Die Sprache der Engel

Schon als MC Declaime klang er merkwürdig – jetzt singt Dudley Perkins seltsamen Soul

„Angel Code“. Es passiert selten, dass ein MC, sei er noch so wahr und Schule, sich in derart feminesken Metaphern beschreibt. Doch er sagt es wirklich, sitzt im Innenhof des Berliner Knaack, wird gleich auf die Bühne gehen und quetscht aus seinem von kruden Drogenmischungen aufgeweichten Hirn: „Die beste Beschreibung für das, was ich auf A Lil‘ Light mache, ist ‚Angel Code‘.“

Wenn der Mund wieder zu ist, bleibt auch der Rest verschlossen. Manchmal verzieht sich Declaimes Miene dann zu einem Lächeln, das so selbstverliebt wie arrogant wirkt. Schön, dass es mal wieder eine richtige Diva gibt, mit allem Drum und Dran. „Hab‘ ich ein Kopfweh“, klagt er an diesem Abend immer wieder.

Der MC aus Kalifornien hat nun sein Betätigungsfeld und damit auch sein Namensspektrum erweitert. A Lil‘ Light ist kein Rap-Album, wie es noch das 2001 veröffentlichte Andsoitissaid war. Darauf pflegte Declaime alias Dudley Perkins sein staubtrockenes, scheinbar der Kehle abgezwacktes Rhyming und lud ein zu Wanderungen durch ein Bewusstsein, das er selbst gerne als „ill“ bezeichnet.

Für seine neue Platte nun singt dieser Dudley Perkins oder betreibt zumindest etwas in der Art.
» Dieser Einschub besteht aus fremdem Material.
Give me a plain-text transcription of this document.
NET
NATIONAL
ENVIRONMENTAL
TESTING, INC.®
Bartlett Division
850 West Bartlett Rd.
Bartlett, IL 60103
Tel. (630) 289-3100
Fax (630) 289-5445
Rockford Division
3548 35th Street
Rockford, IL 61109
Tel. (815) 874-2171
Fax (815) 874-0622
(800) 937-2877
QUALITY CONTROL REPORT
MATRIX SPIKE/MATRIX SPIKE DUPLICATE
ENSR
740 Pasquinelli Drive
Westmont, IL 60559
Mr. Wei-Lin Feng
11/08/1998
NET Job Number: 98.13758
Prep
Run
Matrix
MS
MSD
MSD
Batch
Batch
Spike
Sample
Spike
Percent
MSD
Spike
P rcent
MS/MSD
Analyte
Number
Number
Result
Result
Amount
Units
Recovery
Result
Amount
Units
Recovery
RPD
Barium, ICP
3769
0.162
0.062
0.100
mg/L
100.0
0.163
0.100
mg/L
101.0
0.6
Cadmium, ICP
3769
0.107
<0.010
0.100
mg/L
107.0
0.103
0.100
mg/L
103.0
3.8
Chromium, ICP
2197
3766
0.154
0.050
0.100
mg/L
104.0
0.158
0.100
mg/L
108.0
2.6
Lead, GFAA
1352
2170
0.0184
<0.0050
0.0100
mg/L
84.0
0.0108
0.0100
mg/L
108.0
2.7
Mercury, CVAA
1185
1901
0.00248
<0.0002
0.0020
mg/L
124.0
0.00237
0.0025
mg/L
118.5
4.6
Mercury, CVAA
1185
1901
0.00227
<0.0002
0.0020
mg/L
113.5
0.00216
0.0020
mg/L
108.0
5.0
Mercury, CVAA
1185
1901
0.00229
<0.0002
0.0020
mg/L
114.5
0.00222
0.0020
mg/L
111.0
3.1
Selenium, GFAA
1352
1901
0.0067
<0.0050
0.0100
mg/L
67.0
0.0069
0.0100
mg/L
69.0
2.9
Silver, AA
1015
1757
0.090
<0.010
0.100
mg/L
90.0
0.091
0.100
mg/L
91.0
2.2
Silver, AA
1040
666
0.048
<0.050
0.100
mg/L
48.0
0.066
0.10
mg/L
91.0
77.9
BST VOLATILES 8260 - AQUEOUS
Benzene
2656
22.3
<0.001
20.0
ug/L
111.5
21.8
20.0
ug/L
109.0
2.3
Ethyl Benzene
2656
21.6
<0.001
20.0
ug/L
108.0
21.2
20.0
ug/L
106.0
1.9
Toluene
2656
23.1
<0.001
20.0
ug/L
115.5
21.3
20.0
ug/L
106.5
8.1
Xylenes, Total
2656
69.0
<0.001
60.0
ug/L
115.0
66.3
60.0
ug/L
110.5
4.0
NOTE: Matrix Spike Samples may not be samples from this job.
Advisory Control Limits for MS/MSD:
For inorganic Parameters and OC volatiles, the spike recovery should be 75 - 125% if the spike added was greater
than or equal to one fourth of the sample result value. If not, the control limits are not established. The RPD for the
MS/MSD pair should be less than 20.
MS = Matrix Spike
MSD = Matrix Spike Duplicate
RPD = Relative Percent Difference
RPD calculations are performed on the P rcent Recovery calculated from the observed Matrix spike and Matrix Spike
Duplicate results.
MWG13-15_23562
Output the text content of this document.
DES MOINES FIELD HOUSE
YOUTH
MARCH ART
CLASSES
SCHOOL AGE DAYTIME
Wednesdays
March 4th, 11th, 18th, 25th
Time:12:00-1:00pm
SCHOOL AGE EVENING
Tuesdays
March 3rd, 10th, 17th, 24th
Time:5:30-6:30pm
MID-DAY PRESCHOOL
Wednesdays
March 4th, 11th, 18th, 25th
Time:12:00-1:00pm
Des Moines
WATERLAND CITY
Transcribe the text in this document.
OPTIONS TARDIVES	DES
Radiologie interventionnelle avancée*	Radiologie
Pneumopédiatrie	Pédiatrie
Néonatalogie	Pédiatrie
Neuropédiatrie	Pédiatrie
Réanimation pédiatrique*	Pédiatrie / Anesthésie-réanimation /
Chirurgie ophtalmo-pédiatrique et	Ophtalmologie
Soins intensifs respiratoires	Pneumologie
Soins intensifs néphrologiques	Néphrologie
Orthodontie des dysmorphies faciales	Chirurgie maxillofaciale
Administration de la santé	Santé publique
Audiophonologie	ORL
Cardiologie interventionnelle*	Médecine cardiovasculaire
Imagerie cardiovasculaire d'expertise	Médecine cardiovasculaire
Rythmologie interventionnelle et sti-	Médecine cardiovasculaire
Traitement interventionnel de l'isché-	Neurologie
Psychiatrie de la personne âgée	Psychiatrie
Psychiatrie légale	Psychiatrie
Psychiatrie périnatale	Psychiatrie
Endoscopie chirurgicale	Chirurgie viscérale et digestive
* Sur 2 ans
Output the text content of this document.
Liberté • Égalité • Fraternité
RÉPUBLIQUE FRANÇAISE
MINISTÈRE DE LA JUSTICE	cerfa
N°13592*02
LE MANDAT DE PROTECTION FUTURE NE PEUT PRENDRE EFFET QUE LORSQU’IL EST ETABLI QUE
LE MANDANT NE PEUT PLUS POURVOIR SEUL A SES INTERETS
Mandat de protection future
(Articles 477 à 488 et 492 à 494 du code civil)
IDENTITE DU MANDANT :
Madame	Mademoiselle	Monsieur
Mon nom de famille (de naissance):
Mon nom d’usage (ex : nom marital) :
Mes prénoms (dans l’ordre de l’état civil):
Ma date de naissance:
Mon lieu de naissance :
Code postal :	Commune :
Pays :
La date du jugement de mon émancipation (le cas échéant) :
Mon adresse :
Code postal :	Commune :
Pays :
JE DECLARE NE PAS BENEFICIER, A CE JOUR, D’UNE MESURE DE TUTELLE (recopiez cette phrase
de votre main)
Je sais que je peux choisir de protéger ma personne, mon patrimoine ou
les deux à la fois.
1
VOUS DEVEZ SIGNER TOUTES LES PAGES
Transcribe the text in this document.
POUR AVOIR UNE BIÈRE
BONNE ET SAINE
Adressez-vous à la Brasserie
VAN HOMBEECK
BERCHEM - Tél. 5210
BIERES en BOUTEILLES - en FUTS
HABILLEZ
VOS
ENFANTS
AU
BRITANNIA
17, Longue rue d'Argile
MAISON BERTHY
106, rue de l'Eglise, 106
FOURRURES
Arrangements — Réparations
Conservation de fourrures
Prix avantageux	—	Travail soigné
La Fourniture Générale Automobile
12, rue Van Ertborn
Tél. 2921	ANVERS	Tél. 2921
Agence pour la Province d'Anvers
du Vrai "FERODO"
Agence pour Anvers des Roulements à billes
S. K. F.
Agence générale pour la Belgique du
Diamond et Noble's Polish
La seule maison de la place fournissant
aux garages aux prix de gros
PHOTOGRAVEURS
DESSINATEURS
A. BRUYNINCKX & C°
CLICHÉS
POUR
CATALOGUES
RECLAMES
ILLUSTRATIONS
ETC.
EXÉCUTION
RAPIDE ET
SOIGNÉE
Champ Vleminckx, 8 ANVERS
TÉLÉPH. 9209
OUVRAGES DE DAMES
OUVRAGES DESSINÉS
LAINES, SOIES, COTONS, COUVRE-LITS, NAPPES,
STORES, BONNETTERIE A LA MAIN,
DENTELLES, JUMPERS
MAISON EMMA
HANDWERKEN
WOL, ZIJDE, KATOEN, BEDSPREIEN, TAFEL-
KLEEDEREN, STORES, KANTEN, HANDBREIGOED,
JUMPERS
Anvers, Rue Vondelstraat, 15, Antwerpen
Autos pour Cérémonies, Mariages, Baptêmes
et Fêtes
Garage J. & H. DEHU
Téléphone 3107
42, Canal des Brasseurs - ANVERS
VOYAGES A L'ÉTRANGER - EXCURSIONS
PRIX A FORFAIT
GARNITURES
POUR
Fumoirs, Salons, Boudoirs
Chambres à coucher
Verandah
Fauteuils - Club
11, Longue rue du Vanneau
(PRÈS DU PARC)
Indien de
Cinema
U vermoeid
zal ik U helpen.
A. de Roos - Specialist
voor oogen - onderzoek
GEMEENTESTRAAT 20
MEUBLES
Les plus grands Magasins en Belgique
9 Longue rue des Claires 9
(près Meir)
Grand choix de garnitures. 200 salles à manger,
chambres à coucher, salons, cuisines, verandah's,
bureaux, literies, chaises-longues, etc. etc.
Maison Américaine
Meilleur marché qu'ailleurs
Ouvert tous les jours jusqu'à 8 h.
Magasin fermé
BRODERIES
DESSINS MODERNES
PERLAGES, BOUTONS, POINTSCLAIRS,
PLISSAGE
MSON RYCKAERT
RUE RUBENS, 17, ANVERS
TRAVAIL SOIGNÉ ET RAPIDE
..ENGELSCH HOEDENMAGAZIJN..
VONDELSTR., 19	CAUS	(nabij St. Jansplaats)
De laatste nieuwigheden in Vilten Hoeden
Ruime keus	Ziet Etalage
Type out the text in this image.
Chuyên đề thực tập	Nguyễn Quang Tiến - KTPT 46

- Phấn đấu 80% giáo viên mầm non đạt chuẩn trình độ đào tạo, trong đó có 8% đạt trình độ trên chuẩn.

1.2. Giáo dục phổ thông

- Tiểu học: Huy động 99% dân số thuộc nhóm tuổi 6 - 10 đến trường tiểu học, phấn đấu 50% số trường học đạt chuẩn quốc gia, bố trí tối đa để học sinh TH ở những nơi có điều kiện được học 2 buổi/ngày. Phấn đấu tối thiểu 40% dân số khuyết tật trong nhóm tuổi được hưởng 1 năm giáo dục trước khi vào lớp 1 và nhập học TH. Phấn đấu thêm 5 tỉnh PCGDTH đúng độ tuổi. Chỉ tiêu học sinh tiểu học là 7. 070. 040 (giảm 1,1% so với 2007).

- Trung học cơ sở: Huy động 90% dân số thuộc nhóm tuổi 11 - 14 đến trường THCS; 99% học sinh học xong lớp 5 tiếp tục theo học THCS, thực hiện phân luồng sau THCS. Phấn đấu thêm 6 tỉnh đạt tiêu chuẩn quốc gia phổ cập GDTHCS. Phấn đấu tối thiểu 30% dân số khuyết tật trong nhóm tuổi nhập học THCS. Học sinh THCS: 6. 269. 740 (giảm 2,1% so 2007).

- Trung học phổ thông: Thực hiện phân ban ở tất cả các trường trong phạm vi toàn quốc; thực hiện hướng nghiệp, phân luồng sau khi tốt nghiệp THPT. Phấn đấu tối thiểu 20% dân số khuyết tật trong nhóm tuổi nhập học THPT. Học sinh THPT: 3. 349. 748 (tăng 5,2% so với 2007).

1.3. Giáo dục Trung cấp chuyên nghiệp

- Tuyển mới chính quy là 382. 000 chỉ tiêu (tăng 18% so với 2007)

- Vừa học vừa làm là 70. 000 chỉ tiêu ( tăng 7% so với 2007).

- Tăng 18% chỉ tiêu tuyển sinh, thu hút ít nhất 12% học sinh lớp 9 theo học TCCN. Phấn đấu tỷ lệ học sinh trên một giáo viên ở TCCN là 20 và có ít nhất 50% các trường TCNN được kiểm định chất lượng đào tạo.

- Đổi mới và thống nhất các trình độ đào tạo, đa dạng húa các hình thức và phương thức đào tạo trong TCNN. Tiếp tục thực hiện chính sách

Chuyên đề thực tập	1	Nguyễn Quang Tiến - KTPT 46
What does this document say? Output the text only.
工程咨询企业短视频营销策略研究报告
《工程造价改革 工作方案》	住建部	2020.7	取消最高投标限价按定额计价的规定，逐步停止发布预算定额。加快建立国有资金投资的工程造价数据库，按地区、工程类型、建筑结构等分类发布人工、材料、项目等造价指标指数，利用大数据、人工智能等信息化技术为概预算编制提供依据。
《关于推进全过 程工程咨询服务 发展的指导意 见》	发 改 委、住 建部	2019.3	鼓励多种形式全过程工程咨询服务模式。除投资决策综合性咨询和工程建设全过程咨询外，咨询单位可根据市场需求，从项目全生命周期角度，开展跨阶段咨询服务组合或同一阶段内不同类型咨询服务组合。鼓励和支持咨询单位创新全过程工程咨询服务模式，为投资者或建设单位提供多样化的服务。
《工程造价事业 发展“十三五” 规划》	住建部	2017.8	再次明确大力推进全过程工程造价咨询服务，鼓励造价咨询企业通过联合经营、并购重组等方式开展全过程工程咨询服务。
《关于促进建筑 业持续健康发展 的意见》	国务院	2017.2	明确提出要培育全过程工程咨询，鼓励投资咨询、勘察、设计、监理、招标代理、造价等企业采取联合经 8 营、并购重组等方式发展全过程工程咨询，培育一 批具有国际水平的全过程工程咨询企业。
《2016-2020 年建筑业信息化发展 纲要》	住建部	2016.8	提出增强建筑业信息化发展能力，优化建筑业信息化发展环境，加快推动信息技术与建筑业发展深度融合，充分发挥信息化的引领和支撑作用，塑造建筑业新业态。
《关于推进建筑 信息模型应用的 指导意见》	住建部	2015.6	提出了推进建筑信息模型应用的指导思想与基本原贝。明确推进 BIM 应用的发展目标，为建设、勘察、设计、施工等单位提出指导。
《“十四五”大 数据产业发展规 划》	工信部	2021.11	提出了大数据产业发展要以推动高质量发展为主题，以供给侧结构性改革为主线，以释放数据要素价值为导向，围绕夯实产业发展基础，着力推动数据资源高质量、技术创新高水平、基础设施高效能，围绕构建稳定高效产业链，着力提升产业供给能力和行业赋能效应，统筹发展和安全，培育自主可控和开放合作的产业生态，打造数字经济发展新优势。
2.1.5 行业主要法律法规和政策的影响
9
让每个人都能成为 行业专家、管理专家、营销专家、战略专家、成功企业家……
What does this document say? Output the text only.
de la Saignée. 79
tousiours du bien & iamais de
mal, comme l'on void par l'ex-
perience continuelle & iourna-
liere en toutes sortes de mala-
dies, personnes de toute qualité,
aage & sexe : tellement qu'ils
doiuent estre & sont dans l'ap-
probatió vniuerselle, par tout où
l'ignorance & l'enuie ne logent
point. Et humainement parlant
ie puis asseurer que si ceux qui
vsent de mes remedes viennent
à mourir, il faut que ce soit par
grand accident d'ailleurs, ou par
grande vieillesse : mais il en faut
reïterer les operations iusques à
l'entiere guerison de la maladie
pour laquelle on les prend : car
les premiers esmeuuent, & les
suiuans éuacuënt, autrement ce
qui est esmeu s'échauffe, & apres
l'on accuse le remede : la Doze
Auf jeden Fall klingt es unglaublich. „Yo‘ Soul“ zum Beispiel: Da gelingt es ihm, den ganzen Track lang die Spannung zu halten, indem er immer wieder singt: „You can feel it in your body/You can feel it in your soul“. Eine Hauptstimme variiert den Singsang, während dahinter eine Kulisse aus Dudley-Stimmen schnauft, im Falsett mitsingt, dazwischen quasselt. Sind das jetzt Songs oder sind es Instrumentals? „Für mich“, sagt er, „klingt es wie Musik.“

„Flowers“ hieß Perkins‘ erste Single, von den britischen Break-Erbauern Lemon Jelly treffend als „eine sehr frühe Erykah Badu auf LSD“ beschrieben. Auch da umspielte Perkins seine Schaukelstuhl-Lines mit darüber, darunter und daneben liegenden Falsett- und Bass-Stimmen.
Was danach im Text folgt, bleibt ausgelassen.